DINHEIRO E PODER


                     Sempre que ouço um político de esquerda verberar em tom profético a cobiça capitalista, pergunto-me se ele imagina, mesmo, que o anseio de poder é uma paixão moralmente superior ao desejo de dinheiro, ou se simplesmente finge acreditar nisso para se fazer de santinho. 

Evidentemente, não há terceira alternativa. 

Nenhum militante esquerdista quer fazer uma revolução só para depois ir para casa viver como obscuro cidadão comum da república socialista: cada um deles é, por definição, o virtual detentor de uma fatia de poder no Estado futuro. Essa é, entre os adeptos de um partido, a única diferença entre o militante e o simples eleitor. 

Ao assumir a luta revolucionária, o mínimo que um sujeito espera é um cargo de comissário do povo. Afinal, não teria sentido que, após ter arcado com a responsabilidade de líder activo na destruição da sociedade capitalista, ele desse menos de si à “construção do socialismo”. (O mesmo, é claro, se aplica, mutatis mutandis , aos militantes do fascismo, do nacional socialismo ou de qualquer outra proposta de mudança radical da sociedade. )

Toda militância revolucionária é, pois, inseparável da ânsia de poder, e é preciso um brutal descaramento ou uma inconsciência patológica para não perceber que essa paixão é infinitamente mais destrutiva que o desejo de riqueza.  

  A riqueza, por mais que as abstracções dos financeiros a tentem relativizar, tem sempre um fundo de materialidade – casas, comida, roupas, utensílios – que faz dela uma coisa concreta, um bem visível que vale por si, independentemente da opulência ou miséria circundantes. 

Já o poder, como bem viu Nietzsche, não é nada se não é mais poder. Isto é a coisa mais óbvia do mundo: por mais mediada que esteja pelas relações sociais, a riqueza é, em última instância, domínio sobre as coisas. 

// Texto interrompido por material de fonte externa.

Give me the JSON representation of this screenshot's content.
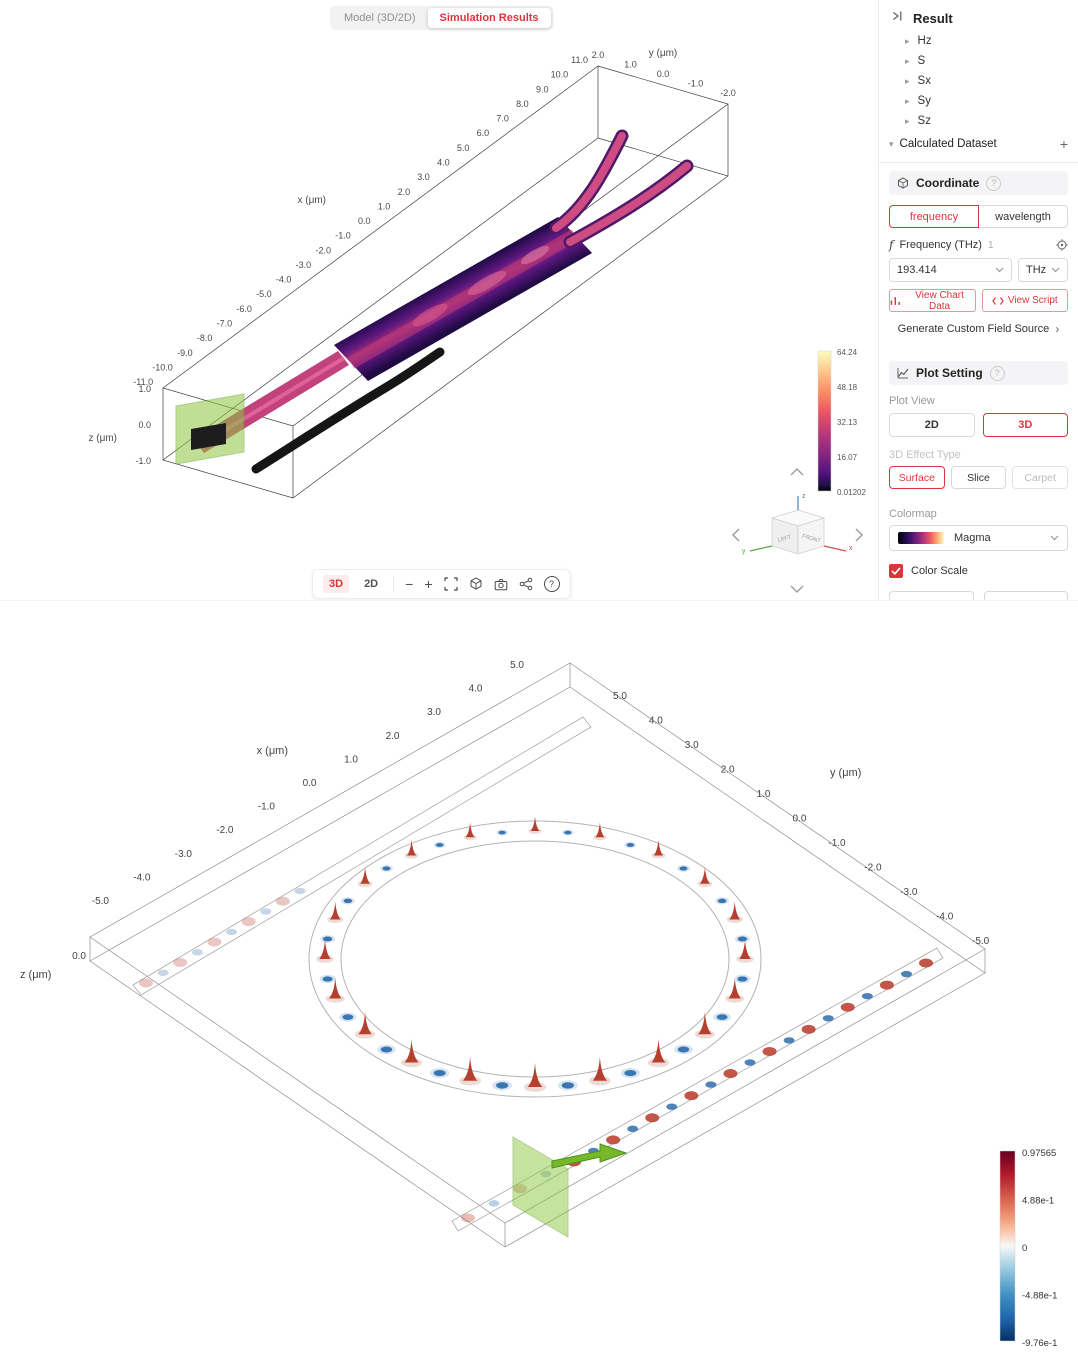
{
  "colors": {
    "accent_red": "#d9363c",
    "source_green": "#8dc63f"
  },
  "icons": {
    "tree_collapsed": "▸",
    "tree_expanded": "▾",
    "help": "?",
    "plus": "+",
    "minus": "−",
    "zoom_plus": "+",
    "chevron_right": "›"
  },
  "header": {
    "tabs": [
      {
        "label": "Model (3D/2D)"
      },
      {
        "label": "Simulation Results"
      }
    ]
  },
  "sidebar": {
    "title": "Result",
    "tree": [
      "Hz",
      "S",
      "Sx",
      "Sy",
      "Sz"
    ],
    "calculated_dataset_label": "Calculated Dataset",
    "coordinate": {
      "title": "Coordinate",
      "mode_tabs": [
        "frequency",
        "wavelength"
      ],
      "field_prefix": "f",
      "field_label": "Frequency (THz)",
      "field_count": "1",
      "value": "193.414",
      "unit": "THz",
      "view_chart_data": "View Chart Data",
      "view_script": "View Script",
      "generate_link": "Generate Custom Field Source"
    },
    "plot_setting": {
      "title": "Plot Setting",
      "plot_view_label": "Plot View",
      "plot_view_options": [
        "2D",
        "3D"
      ],
      "effect_label": "3D Effect Type",
      "effect_options": [
        "Surface",
        "Slice",
        "Carpet"
      ],
      "colormap_label": "Colormap",
      "colormap": "Magma",
      "color_scale_label": "Color Scale"
    }
  },
  "viewer": {
    "mode_3d": "3D",
    "mode_2d": "2D",
    "nav_cube": {
      "left": "LEFT",
      "front": "FRONT",
      "x": "x",
      "y": "y",
      "z": "z"
    }
  },
  "top_plot": {
    "x_axis": {
      "title": "x (μm)",
      "ticks": [
        "11.0",
        "10.0",
        "9.0",
        "8.0",
        "7.0",
        "6.0",
        "5.0",
        "4.0",
        "3.0",
        "2.0",
        "1.0",
        "0.0",
        "-1.0",
        "-2.0",
        "-3.0",
        "-4.0",
        "-5.0",
        "-6.0",
        "-7.0",
        "-8.0",
        "-9.0",
        "-10.0",
        "-11.0"
      ]
    },
    "y_axis": {
      "title": "y (μm)",
      "ticks": [
        "2.0",
        "1.0",
        "0.0",
        "-1.0",
        "-2.0"
      ]
    },
    "z_axis": {
      "title": "z (μm)",
      "ticks": [
        "1.0",
        "0.0",
        "-1.0"
      ]
    },
    "colorbar": {
      "ticks": [
        "64.24",
        "48.18",
        "32.13",
        "16.07",
        "0.01202"
      ]
    }
  },
  "bottom_plot": {
    "x_axis": {
      "title": "x (μm)",
      "ticks": [
        "5.0",
        "4.0",
        "3.0",
        "2.0",
        "1.0",
        "0.0",
        "-1.0",
        "-2.0",
        "-3.0",
        "-4.0",
        "-5.0"
      ]
    },
    "y_axis": {
      "title": "y (μm)",
      "ticks": [
        "5.0",
        "4.0",
        "3.0",
        "2.0",
        "1.0",
        "0.0",
        "-1.0",
        "-2.0",
        "-3.0",
        "-4.0",
        "-5.0"
      ]
    },
    "z_axis": {
      "title": "z (μm)",
      "ticks": [
        "0.0"
      ]
    },
    "colorbar": {
      "ticks": [
        "0.97565",
        "4.88e-1",
        "0",
        "-4.88e-1",
        "-9.76e-1"
      ]
    }
  }
}
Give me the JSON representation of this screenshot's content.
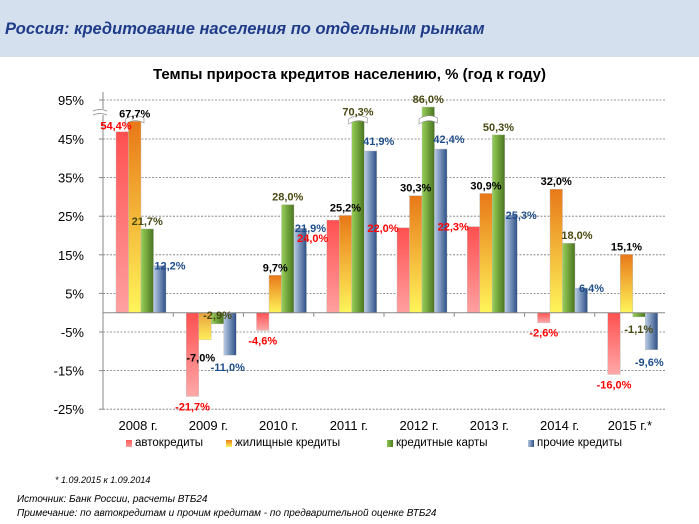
{
  "header": {
    "title": "Россия: кредитование населения по отдельным рынкам"
  },
  "chart_data": {
    "type": "bar",
    "title": "Темпы прироста кредитов населению, % (год к году)",
    "xlabel": "",
    "ylabel": "",
    "ylim": [
      -25,
      95
    ],
    "axis_break": {
      "from": 45,
      "to": 95
    },
    "yticks": [
      "95%",
      "45%",
      "35%",
      "25%",
      "15%",
      "5%",
      "-5%",
      "-15%",
      "-25%"
    ],
    "ytick_values": [
      95,
      45,
      35,
      25,
      15,
      5,
      -5,
      -15,
      -25
    ],
    "grid": true,
    "legend_position": "bottom",
    "categories": [
      "2008 г.",
      "2009 г.",
      "2010 г.",
      "2011 г.",
      "2012 г.",
      "2013 г.",
      "2014 г.",
      "2015 г.*"
    ],
    "series": [
      {
        "name": "автокредиты",
        "color": "#ff5a5a",
        "label_color": "#ff0000",
        "values": [
          54.4,
          -21.7,
          -4.6,
          24.0,
          22.0,
          22.3,
          -2.6,
          -16.0
        ],
        "labels": [
          "54,4%",
          "-21,7%",
          "-4,6%",
          "24,0%",
          "22,0%",
          "22,3%",
          "-2,6%",
          "-16,0%"
        ]
      },
      {
        "name": "жилищные кредиты",
        "color": "#f0a030",
        "label_color": "#000000",
        "values": [
          67.7,
          -7.0,
          9.7,
          25.2,
          30.3,
          30.9,
          32.0,
          15.1
        ],
        "labels": [
          "67,7%",
          "-7,0%",
          "9,7%",
          "25,2%",
          "30,3%",
          "30,9%",
          "32,0%",
          "15,1%"
        ]
      },
      {
        "name": "кредитные карты",
        "color": "#6aa33a",
        "label_color": "#4a4a14",
        "values": [
          21.7,
          -2.9,
          28.0,
          70.3,
          86.0,
          50.3,
          18.0,
          -1.1
        ],
        "labels": [
          "21,7%",
          "-2,9%",
          "28,0%",
          "70,3%",
          "86,0%",
          "50,3%",
          "18,0%",
          "-1,1%"
        ]
      },
      {
        "name": "прочие кредиты",
        "color": "#5a7bab",
        "label_color": "#1f4e8c",
        "values": [
          12.2,
          -11.0,
          21.9,
          41.9,
          42.4,
          25.3,
          6.4,
          -9.6
        ],
        "labels": [
          "12,2%",
          "-11,0%",
          "21,9%",
          "41,9%",
          "42,4%",
          "25,3%",
          "6,4%",
          "-9,6%"
        ]
      }
    ]
  },
  "footnote": "* 1.09.2015 к 1.09.2014",
  "source": {
    "line1": "Источник: Банк России, расчеты ВТБ24",
    "line2": "Примечание: по автокредитам и прочим кредитам -  по предварительной оценке ВТБ24"
  }
}
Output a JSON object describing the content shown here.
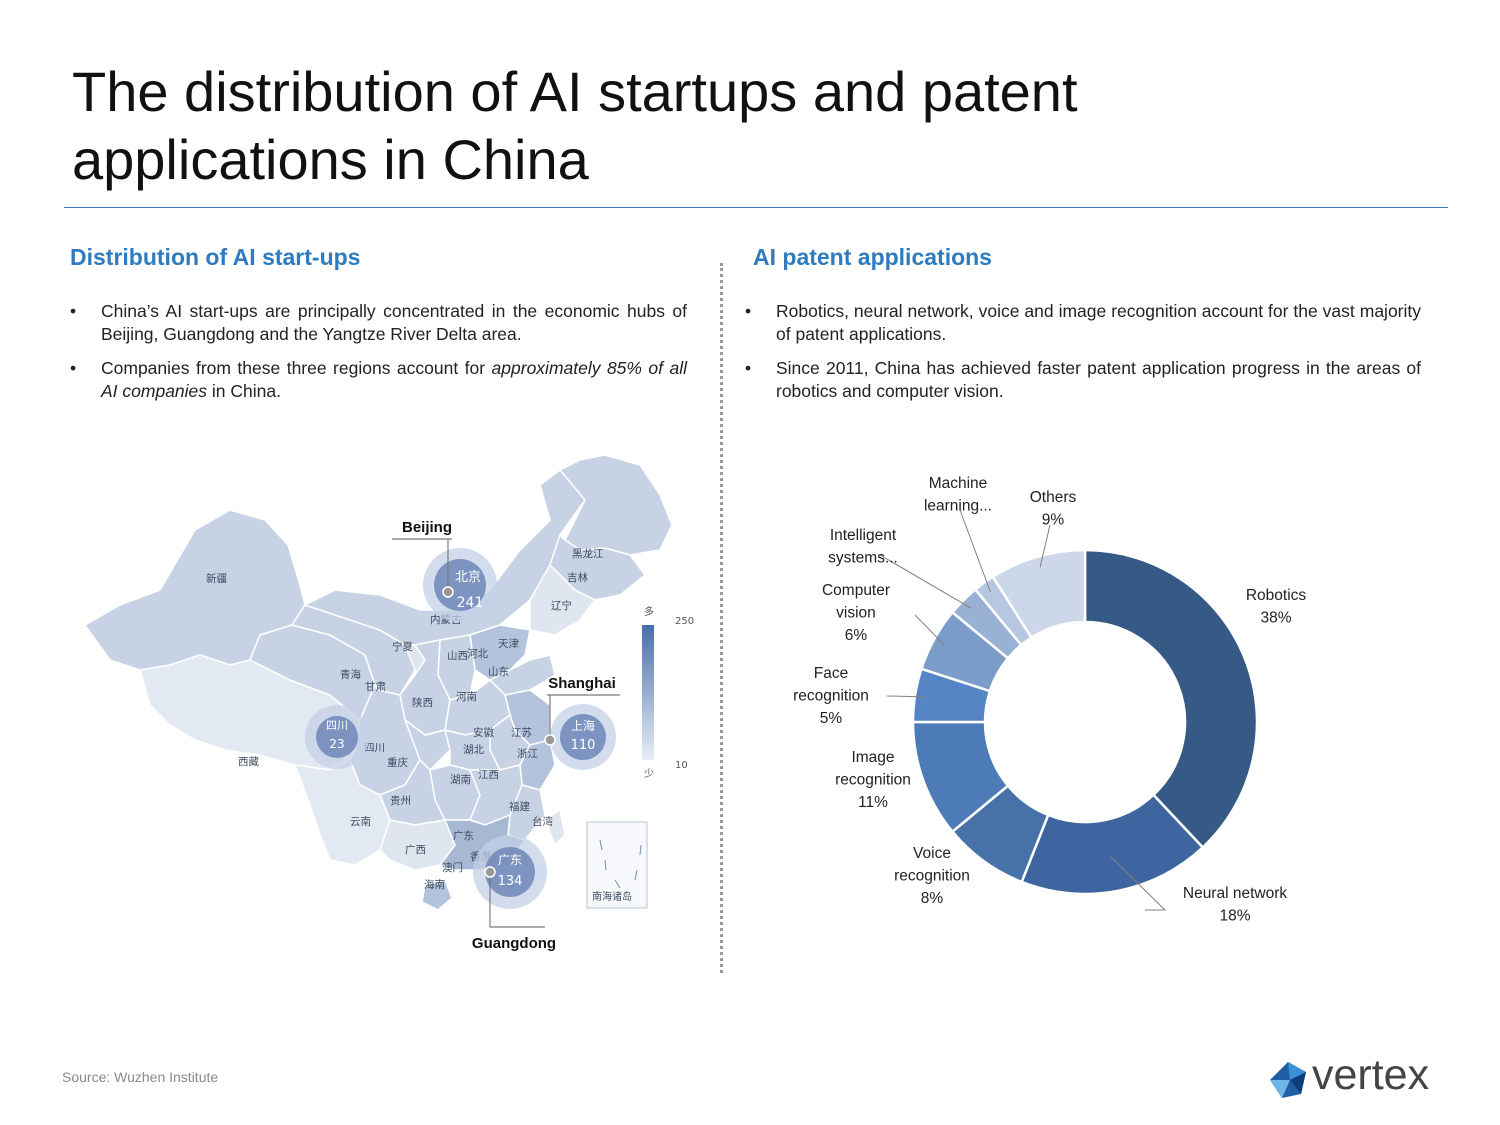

O poder, é domínio sobre os homens.

 Um rico não se torna pobre quando os seus vizinhos também enriquecem, mas um poder que seja igualado por outros poderes, anula-se automaticamente. 

A riqueza desenvolve-se por acréscimo de bens, ao passo que o poder, em essência, não aumenta pela ampliação de seus meios, e sim pela supressão dos meios de acção dos outros homens. Para instaurar um Estado policial não é preciso dar mais armas à Polícia: basta tirá-las aos cidadãos. 

O ditador não se torna ditador por se arrogar novos direitos, mas por suprimir os velhos direitos do povo. 

Foi preciso que a inteligência humana descesse a um nível quase infra natural para que uma filosofia – ou, o que quer que seja – chegasse a inverter equação tão evidente, vendo no poder político o instrumento criador de igualdade.

O fenómeno mais característico do século 20, o totalitarismo, não foi um desvio ou acidente de percurso no caminho do sonho democrático: foi a consequência inescapável de uma aposta suicida na superioridade moral do poder político e na sua missão social igualitária. 

O resultado dessa aposta está diante dos olhos de todos. A prometida igualdade económica nunca chegou, muito pelo contrário, mas, em contrapartida, a diferença de meios de acção entre governados e governantes cresceu a um ponto que os mais ambiciosos tiranos da Antiguidade não ousaram sequer sonhar. 

 Júlio César, Átila ou Gêngis Khan recuariam horrorizados se alguém lhes oferecesse os meios de escutar todas as conversas particulares,  de desarmar todos os homens adultos ou de impedir populações inteiras de sair de casa. 

Hoje os governantes já querem alterar a natureza humana e programar geneticamente o comportamento das gerações futuras. Não se contentam com o poder destrutivo dos demónios: querem o poder criador dos deuses. 

É uma das mais atrozes perversidades da nossa época que o homem imbuído do simples desejo de aumentar o seu património e o da sua descendência seja considerado um tipo moralmente lesivo e quase um criminoso, enquanto o aspirante ao poder político é visto como um belo exemplo de idealismo, bondade e amor ao próximo.  

Um século que pensa assim está a clamar aos céus por um Stalin ou um Hitler.